MJ: There are two parts to this answer, in my mind. On the one hand, as I
mentioned earlier, I think a next frontier lies more in the collection of
finer-granularity data of major league baseball events as well as more
thorough injury databases. Beyond better major league data, there
definitely is a need for better collegiate and high school, as well as
international, information as well.

On the other hand, I think that there really is great possibility for
bringing some cutting-edge machine learning technologies from the academic
world into building more robust predictive tools in baseball. The
academicians continue to push the envelope with machine learning in many
scientific applications, so staying on top of these technologies…or
working with people who are on top of them, should shine some new light on
separating the random components of baseball observations from the
informative.

As far as what I am doing now, I have started assembling a consortium of a
few statistics and applied math professors who I know from my graduate
school days. Several of us will be meeting in a few weeks to talk about
where we want to take this work, but I do believe sports and academics can
be brought together in a practical way.

BP: What do you mean by “machine-learning technologies?”

MJ: Machine-learning refers to computational approaches toward finding
patterns and structure in data. Voice recognition, as used in phone menu
systems, or character recognition, as used when scanning entire libraries
into a computer database are built using machine learning methods.
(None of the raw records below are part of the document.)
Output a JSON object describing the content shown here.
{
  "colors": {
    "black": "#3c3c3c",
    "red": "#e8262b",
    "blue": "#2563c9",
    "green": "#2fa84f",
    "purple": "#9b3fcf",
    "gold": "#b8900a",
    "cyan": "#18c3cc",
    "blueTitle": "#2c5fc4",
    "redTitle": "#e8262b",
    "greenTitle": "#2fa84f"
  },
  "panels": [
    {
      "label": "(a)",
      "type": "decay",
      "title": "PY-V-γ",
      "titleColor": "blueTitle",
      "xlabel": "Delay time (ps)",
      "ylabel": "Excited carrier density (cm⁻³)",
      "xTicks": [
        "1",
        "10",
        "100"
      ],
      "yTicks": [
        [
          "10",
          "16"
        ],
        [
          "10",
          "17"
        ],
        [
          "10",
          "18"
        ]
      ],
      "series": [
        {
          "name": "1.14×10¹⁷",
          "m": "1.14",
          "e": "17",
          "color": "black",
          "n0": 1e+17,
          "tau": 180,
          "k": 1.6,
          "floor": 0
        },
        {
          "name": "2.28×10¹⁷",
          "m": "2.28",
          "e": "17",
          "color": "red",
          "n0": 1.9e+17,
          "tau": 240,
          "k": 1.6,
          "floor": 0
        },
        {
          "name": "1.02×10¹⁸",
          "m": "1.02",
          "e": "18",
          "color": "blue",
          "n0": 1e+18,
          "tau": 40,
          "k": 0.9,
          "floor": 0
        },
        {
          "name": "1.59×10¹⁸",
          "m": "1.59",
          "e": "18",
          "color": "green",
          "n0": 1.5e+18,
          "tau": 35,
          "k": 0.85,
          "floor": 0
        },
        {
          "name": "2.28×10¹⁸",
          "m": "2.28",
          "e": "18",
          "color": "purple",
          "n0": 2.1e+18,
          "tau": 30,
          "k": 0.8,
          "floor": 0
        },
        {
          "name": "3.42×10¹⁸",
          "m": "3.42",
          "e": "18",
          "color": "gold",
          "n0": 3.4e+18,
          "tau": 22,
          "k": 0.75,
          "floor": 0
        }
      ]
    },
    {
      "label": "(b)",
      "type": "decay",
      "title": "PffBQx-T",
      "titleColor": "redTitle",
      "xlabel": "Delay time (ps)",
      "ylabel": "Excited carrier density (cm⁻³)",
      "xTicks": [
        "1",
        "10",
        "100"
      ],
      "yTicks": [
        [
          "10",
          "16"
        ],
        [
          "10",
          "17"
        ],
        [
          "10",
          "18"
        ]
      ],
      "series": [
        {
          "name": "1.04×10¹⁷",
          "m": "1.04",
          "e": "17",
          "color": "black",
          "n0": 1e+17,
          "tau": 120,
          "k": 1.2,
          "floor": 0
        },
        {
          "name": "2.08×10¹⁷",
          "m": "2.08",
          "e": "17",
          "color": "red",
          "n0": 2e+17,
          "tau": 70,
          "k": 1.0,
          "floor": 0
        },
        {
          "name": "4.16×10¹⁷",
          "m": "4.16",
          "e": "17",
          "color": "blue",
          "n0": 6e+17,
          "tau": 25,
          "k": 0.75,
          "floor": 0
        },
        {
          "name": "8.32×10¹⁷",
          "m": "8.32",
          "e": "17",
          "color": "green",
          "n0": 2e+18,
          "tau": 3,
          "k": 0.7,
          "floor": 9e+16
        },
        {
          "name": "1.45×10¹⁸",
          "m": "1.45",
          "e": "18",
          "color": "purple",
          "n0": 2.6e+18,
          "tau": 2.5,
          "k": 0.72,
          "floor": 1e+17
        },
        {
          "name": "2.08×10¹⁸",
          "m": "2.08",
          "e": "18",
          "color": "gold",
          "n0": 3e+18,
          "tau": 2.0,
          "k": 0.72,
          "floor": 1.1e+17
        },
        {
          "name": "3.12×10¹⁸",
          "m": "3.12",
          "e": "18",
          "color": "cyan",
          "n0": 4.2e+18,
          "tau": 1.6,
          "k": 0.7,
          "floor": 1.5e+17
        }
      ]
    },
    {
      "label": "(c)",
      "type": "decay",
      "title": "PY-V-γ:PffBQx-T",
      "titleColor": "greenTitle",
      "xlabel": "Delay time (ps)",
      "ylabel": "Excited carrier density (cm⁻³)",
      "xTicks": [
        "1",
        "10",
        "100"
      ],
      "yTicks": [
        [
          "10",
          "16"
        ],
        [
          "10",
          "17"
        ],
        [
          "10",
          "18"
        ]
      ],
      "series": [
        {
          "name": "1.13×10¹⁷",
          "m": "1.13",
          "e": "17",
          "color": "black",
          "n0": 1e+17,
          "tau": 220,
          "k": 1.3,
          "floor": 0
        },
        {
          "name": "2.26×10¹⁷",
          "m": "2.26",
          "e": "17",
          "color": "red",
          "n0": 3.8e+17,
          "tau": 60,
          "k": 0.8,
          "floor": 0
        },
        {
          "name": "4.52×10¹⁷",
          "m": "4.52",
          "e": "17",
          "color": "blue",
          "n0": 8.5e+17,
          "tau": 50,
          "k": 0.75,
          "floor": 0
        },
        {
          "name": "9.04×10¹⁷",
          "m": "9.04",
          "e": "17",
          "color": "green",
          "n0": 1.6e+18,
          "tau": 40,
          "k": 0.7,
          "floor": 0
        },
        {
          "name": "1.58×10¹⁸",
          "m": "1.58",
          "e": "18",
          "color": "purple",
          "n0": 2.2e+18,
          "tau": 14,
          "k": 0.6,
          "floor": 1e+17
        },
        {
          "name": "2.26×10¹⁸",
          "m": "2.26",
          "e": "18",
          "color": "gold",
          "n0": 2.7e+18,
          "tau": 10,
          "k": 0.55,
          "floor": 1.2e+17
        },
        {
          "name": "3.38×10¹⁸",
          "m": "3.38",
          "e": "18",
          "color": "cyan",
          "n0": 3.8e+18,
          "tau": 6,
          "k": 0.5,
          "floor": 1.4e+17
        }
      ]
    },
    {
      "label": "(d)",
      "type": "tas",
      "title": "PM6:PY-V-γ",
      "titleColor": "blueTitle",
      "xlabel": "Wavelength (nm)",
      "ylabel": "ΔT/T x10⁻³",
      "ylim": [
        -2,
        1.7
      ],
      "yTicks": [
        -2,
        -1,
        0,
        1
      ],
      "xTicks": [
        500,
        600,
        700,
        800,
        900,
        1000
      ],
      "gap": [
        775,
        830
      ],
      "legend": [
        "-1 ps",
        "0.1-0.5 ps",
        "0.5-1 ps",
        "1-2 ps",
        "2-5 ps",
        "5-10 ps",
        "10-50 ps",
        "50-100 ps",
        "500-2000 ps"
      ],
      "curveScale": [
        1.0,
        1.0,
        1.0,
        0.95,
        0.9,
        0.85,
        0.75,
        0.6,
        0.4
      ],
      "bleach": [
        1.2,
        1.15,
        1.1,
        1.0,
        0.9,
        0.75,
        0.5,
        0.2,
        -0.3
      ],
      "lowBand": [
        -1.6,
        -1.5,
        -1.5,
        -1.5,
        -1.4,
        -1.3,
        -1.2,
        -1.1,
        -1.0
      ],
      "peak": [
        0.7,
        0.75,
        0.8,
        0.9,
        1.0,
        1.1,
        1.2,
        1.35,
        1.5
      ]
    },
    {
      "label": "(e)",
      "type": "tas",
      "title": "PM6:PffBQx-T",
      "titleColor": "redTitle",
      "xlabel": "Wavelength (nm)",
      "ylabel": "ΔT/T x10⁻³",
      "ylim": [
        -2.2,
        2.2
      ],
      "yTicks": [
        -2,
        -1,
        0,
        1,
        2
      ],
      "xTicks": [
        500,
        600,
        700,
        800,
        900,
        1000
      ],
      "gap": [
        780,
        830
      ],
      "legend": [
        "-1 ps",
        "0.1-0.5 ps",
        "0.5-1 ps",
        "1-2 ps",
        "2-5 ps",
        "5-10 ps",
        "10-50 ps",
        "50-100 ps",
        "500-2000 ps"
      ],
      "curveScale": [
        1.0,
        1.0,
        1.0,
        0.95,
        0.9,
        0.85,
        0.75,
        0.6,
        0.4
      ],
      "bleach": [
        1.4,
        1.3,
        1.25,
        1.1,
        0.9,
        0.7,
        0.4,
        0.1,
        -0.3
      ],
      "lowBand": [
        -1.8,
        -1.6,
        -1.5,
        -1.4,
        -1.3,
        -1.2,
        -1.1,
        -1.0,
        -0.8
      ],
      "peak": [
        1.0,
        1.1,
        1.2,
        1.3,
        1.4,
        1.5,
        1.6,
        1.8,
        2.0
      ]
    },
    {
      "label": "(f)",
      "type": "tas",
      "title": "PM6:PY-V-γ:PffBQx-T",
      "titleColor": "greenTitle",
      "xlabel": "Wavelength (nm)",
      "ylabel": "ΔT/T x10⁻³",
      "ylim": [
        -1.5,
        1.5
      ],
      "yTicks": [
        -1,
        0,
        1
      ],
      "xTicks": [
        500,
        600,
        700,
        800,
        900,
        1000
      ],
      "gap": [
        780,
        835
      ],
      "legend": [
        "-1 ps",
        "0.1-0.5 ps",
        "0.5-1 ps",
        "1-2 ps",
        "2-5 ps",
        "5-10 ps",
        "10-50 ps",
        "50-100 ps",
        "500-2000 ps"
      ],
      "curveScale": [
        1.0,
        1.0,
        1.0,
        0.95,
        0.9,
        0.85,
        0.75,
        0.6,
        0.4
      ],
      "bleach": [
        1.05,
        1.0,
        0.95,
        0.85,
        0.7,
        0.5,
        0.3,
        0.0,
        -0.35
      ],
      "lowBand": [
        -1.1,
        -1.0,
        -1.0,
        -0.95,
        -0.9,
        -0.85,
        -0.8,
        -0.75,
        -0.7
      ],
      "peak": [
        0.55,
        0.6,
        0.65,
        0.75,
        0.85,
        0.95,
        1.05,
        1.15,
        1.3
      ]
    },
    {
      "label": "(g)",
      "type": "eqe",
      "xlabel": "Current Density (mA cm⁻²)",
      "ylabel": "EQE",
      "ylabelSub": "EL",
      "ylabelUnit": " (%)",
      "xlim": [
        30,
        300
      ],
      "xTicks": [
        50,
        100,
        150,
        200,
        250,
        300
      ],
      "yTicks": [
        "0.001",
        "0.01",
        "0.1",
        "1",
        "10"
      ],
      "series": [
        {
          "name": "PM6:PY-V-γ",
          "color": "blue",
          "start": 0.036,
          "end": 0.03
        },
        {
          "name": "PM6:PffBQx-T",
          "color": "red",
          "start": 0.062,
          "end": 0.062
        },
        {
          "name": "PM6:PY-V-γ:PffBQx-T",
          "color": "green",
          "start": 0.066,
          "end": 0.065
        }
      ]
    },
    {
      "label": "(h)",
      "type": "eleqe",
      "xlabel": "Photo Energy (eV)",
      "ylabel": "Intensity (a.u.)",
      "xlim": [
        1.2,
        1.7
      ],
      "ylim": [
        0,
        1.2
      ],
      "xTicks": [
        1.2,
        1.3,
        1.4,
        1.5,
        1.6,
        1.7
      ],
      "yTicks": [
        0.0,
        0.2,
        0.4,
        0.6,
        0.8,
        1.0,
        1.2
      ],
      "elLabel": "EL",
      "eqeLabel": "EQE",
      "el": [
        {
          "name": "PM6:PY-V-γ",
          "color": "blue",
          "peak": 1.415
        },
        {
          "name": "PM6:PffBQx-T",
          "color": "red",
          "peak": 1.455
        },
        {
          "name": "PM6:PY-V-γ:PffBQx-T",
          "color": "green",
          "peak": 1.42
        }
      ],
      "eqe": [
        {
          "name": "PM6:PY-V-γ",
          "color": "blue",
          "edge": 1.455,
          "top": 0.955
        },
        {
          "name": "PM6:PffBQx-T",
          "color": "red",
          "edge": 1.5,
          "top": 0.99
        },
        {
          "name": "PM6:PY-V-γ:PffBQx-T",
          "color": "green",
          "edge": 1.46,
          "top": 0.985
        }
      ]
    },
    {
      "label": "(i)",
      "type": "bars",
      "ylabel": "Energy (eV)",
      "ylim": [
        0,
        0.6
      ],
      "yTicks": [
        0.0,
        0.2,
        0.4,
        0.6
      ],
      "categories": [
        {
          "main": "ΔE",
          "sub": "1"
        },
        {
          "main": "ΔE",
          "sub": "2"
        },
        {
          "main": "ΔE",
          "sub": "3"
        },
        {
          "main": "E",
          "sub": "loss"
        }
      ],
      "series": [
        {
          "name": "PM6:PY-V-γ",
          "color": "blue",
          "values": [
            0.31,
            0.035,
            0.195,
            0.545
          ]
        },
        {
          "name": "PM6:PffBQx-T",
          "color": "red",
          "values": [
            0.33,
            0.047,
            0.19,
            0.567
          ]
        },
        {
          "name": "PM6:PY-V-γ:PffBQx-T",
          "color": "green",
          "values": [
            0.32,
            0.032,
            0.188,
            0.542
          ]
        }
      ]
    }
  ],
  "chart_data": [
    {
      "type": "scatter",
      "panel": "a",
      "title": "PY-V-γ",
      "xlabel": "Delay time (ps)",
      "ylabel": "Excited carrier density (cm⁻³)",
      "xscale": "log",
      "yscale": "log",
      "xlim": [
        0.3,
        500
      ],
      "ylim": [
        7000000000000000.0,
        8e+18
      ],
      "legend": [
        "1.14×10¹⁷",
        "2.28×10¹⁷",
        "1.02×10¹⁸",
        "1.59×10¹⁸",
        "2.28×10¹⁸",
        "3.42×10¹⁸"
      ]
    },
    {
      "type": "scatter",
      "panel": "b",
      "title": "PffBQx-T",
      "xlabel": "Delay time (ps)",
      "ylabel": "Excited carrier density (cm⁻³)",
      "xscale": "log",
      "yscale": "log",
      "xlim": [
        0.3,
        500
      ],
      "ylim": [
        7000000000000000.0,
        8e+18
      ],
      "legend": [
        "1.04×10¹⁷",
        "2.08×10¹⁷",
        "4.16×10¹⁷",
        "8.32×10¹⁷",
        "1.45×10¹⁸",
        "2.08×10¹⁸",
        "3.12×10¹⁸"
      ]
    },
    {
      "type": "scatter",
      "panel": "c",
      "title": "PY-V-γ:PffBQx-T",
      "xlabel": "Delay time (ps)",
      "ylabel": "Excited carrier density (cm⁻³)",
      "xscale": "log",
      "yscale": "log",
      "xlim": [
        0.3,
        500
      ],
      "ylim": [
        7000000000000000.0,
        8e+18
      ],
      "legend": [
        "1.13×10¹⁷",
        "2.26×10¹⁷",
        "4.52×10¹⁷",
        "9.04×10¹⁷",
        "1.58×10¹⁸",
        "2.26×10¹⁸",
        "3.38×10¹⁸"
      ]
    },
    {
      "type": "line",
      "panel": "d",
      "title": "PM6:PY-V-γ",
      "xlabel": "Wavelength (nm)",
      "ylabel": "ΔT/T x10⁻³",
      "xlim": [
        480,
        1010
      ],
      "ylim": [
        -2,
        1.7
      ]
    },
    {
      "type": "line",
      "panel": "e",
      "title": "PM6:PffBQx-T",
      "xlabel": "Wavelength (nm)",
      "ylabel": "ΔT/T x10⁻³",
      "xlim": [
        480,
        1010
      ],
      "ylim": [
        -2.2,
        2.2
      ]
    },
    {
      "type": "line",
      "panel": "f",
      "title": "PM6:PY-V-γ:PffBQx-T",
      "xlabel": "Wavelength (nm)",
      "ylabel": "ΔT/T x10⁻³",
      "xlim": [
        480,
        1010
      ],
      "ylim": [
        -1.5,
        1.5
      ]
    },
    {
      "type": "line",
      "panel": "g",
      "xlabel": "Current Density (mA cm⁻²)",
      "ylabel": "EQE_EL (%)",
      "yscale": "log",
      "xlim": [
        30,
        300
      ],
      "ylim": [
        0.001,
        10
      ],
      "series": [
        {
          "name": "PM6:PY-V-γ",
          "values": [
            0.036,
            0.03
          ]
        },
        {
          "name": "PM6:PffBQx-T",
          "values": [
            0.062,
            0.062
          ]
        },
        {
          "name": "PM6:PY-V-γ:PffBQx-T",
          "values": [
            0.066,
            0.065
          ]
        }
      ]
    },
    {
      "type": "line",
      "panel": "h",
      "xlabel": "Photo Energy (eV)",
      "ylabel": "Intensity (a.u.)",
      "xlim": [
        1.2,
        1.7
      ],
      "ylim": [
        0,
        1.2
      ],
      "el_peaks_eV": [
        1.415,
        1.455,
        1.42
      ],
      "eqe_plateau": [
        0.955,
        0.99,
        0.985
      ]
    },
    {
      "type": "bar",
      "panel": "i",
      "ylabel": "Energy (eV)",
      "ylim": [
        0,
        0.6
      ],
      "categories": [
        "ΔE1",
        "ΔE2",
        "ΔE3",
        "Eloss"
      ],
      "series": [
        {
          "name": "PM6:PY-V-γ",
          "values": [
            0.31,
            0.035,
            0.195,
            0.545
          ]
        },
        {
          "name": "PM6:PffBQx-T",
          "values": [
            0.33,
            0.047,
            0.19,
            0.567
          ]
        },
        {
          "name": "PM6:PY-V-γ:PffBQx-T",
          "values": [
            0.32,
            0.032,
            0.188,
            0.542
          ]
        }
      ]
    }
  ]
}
In baseball analysis, once we establish how to measure a player’s
contribution towards a team’s success, we can start to think about the
next step of how to predict it. In a simplified view, we take every piece
of information about every person who’s played the game and throw it into
a big pot. We then let a machine learning system loose in the pot, sifting
through all the data toward finding the information that is most useful in
predicting future success, which is what statistical player evaluation
techniques are aiming for. Neural nets, decision trees, support vector
machines…those are some of the machine-learning buzzwords people might
have heard of.

BP: You left the Cardinals at the end of the season and returned to Silicon Valley, where you’ve gone back to doing the sorts of tech work that you did before you got into baseball. Do you see yourself getting back
into sports, perhaps going back to work for another baseball club in the
future, or is that it for you?

MJ: I definitely see myself being involved with sports in some capacity in
the future. I continue to talk with executives in baseball as well as
other sports. I currently have returned to Silicon Valley; until November,
I’m sitting out a one year non-compete clause that was a part of my
employment in St. Louis. I do hope at some point in the future to be
involved with a baseball organization again.